While there are many passages in Dracula that are filled with sexual undertones, the section where Mina describes the Count forcing her to drink his blood is one that comes across as very explicitly sexual.  Mina states, “When the blood began to spurt out, he took my hands in one of his, holding them tight, and with the other seized my neck and pressed my mouth to the wound, so that I must either suffocate or swallow some of the-Oh my God” (307).  Blood has many different meanings within the novel, yet in this scene the most obvious interpretation of it seems to be semen.  This scene reads as very sexually violent and nonconsensual especially with the use of words such as, “seized,” “pressed,” and “suffocate.”  Dracula is forcing Mina to become a vampire but making her drink his own blood, in a way he is converting, or corrupting her.  Throughout the novel, both Mina and Lucy are described as pure, innocent, and wholesome beings.  In this particular moment, Dracula can be seen as someone disrupting Mina’s purity and innocence especially when Mina herself cannot even bear to tell the men that she was forced to swallow some of Dracula’s blood.  By doing this, Dracula has permanently violated and altered Mina and she can no longer be perceived as virtuous, innocent, or entirely human.
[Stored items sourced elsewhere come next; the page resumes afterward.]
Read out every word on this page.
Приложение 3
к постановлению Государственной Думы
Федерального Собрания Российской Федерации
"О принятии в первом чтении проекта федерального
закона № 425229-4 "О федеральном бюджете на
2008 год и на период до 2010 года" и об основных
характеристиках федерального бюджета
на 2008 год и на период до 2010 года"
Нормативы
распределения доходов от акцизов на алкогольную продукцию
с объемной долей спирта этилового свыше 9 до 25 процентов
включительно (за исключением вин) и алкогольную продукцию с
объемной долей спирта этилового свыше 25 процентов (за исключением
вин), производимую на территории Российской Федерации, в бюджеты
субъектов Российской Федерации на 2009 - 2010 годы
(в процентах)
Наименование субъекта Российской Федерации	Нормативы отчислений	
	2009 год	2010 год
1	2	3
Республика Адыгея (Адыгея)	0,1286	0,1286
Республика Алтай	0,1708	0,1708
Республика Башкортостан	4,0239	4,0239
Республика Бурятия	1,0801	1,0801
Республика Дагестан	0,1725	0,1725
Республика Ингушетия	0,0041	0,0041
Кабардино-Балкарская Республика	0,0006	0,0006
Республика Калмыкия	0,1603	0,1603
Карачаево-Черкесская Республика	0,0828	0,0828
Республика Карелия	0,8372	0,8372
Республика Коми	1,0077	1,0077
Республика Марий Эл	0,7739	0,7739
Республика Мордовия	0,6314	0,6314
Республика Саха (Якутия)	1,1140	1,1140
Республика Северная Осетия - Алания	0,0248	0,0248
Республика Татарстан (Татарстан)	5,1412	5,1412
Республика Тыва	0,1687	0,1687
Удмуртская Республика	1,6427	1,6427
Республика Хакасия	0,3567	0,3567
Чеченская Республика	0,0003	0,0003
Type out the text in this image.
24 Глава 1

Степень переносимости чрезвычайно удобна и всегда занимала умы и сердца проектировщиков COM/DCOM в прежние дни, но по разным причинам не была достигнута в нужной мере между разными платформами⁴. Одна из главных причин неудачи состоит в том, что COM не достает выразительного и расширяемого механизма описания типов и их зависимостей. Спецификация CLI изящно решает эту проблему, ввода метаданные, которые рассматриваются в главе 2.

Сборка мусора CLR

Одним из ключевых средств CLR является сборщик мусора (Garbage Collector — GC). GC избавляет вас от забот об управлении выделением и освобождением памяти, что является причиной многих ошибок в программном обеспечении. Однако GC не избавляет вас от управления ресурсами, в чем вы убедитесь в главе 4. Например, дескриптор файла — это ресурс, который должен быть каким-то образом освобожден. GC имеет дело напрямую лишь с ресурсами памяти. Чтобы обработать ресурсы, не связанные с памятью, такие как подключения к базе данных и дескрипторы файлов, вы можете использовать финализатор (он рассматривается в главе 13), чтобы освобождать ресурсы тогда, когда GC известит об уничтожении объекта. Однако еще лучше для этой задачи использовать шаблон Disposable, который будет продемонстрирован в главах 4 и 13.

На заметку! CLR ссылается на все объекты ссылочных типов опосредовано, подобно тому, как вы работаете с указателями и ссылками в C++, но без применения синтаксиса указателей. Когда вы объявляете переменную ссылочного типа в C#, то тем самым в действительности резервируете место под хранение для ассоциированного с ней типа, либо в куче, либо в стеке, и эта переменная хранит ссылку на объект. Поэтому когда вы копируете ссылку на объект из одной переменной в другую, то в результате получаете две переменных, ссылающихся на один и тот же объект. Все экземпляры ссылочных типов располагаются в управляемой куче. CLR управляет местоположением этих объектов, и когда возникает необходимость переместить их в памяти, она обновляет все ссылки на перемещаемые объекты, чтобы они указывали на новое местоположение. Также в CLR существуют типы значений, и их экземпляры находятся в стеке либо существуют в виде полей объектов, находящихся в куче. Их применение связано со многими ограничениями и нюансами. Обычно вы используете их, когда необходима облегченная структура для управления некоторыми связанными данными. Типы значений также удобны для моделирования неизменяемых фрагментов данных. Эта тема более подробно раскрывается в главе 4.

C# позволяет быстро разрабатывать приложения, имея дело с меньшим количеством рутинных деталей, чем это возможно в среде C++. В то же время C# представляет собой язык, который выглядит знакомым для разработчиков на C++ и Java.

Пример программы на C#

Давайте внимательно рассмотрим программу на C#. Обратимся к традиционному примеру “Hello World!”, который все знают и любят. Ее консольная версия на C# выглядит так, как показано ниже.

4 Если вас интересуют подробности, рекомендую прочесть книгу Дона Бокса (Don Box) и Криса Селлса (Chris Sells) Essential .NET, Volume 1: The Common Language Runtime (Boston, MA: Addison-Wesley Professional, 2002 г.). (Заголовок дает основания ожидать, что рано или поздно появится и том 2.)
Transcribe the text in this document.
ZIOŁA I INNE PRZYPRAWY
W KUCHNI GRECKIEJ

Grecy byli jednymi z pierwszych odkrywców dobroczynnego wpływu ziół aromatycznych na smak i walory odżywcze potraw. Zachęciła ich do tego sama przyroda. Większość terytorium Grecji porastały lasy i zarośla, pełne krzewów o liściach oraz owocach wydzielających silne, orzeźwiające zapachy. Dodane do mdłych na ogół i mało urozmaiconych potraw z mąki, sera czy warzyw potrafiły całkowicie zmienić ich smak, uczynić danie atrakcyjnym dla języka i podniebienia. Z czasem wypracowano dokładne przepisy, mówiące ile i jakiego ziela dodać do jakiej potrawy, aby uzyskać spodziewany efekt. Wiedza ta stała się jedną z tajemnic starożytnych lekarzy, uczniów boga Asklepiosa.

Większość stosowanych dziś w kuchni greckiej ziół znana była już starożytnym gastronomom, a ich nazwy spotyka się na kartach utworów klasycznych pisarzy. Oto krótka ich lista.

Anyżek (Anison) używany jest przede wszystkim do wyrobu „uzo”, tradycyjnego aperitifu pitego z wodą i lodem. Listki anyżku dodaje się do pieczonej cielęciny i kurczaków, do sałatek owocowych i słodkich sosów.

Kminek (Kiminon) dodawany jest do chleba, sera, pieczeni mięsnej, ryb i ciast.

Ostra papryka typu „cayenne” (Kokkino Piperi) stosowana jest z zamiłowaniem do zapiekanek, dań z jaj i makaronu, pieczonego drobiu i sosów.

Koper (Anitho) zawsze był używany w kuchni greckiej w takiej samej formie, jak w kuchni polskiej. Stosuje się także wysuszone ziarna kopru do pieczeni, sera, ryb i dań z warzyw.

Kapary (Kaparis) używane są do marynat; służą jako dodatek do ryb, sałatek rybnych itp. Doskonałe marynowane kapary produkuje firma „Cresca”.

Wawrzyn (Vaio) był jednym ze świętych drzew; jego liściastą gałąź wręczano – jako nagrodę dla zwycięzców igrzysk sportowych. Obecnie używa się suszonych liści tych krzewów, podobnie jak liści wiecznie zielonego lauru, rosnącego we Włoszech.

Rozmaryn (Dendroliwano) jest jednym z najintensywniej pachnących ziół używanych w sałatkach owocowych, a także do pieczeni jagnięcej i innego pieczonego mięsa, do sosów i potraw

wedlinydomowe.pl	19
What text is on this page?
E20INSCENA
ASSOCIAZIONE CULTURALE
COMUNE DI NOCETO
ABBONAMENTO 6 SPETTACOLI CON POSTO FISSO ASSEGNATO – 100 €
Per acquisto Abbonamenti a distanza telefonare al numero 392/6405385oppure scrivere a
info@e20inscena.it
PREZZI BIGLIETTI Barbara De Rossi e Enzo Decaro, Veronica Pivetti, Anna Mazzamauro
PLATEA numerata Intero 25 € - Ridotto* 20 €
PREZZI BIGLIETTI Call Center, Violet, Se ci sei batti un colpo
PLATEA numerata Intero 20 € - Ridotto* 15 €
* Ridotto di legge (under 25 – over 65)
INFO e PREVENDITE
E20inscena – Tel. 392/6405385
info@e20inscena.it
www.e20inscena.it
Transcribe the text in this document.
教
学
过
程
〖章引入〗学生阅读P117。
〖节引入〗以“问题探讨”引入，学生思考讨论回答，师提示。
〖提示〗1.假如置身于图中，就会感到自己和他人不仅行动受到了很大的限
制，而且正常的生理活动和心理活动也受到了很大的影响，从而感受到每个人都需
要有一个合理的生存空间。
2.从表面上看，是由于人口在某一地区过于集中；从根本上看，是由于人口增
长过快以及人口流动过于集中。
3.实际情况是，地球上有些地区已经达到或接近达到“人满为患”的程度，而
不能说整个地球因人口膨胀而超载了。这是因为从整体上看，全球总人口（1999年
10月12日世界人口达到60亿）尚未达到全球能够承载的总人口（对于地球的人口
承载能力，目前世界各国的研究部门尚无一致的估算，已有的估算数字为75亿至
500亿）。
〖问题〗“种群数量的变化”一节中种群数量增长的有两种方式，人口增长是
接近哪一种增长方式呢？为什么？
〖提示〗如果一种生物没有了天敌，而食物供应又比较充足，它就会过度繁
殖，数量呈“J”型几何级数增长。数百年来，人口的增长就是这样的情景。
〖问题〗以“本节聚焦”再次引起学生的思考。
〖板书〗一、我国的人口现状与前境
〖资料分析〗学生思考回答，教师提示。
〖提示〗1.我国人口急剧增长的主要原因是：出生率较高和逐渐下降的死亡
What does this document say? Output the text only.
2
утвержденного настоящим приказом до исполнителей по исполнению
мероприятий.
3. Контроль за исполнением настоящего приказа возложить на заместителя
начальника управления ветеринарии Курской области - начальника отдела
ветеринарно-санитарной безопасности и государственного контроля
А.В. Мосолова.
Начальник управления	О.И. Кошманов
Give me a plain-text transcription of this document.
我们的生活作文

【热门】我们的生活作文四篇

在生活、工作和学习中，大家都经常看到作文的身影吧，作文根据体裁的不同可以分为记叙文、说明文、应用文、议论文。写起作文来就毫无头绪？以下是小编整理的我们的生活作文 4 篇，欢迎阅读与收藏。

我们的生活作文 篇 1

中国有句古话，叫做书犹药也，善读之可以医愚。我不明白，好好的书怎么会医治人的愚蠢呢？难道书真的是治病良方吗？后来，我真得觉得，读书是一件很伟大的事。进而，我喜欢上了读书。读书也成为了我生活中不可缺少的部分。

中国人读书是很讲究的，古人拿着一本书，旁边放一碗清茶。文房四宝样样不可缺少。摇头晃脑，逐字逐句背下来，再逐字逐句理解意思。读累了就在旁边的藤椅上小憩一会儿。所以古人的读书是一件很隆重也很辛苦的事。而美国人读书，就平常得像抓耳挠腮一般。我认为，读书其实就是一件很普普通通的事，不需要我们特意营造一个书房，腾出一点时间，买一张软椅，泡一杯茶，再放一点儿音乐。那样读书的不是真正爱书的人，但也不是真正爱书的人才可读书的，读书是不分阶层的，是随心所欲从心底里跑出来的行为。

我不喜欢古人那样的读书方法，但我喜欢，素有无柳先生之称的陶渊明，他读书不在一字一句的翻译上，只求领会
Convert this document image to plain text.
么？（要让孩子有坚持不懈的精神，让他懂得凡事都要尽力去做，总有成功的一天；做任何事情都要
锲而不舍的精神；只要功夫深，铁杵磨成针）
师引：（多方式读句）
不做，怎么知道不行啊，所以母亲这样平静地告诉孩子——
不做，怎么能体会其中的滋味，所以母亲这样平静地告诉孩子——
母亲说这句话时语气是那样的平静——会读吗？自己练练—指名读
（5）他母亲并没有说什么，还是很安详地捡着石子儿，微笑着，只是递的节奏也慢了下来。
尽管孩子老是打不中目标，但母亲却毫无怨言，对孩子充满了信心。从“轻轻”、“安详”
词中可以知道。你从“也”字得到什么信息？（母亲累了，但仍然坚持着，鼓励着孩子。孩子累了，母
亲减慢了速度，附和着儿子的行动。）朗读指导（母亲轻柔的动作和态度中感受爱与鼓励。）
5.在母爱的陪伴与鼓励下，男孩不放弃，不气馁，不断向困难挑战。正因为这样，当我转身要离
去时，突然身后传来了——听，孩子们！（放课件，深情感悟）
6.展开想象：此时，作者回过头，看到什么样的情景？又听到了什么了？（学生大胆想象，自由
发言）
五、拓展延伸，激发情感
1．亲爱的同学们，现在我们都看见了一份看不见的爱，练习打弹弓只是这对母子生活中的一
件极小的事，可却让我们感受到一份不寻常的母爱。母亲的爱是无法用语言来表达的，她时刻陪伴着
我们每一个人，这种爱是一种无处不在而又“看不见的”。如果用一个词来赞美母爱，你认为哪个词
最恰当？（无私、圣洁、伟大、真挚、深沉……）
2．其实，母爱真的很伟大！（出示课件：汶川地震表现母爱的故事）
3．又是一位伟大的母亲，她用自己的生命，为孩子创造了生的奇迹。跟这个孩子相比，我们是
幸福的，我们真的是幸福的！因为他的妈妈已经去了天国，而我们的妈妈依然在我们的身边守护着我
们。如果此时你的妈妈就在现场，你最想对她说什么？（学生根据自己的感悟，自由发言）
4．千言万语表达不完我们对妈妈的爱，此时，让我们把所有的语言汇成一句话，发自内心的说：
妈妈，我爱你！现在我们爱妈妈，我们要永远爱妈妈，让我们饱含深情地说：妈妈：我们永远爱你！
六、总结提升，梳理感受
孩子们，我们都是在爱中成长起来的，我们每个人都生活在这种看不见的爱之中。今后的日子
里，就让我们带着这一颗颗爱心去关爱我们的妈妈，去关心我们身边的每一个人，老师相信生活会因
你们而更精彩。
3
Carol Senf’s article “Dracula: The Unseen Face in the Mirror” focuses on how the main English characters and Dracula are similar rather than different.  She brings up the point that the novel never includes a chapter told from Dracula’s perspective and she questions the belief that Dracula is the only villain in the story. Senf particularly analyzes Dracula’s role as a sexual threat and what his thirst for blood can be interpreted as. In the scene above, it appears that Dracula is a violent individual who wants to corrupt the pure, innocent human body with blood, which in this instance seems to represent either semen or some kind of poison.  Senf writes, “his thirst for blood and the manner in which he satisfies this thirst can be interpreted as sexual desire which fails to observe any of society’s attempts to control it” (428).  The scene above does express Dracula’s sexual desire because he wants Mina to drink his blood that is coming out of the wound in his chest, which he opened himself. Dracula himself does not want to drink his own blood, but instead wants to convert Mina to a vampire so that she too will share this sexual desire and thirst for blood, which is such a stark deviation from her purity.  Dracula uses his thirst for blood as an act of defiance and particularly in the scene with Mina, uses her as a mechanism for blatantly destroying the societal norms that Mina so clearly embodies.  Senf’s challenge that Dracula may not be the only villain in the novel is also on display here because he himself is not drinking human blood, Mina is.  If Dracula uses his sexual desire to combat a society that condemns his sexuality, then maybe he is not the true villain and those who support such a society are.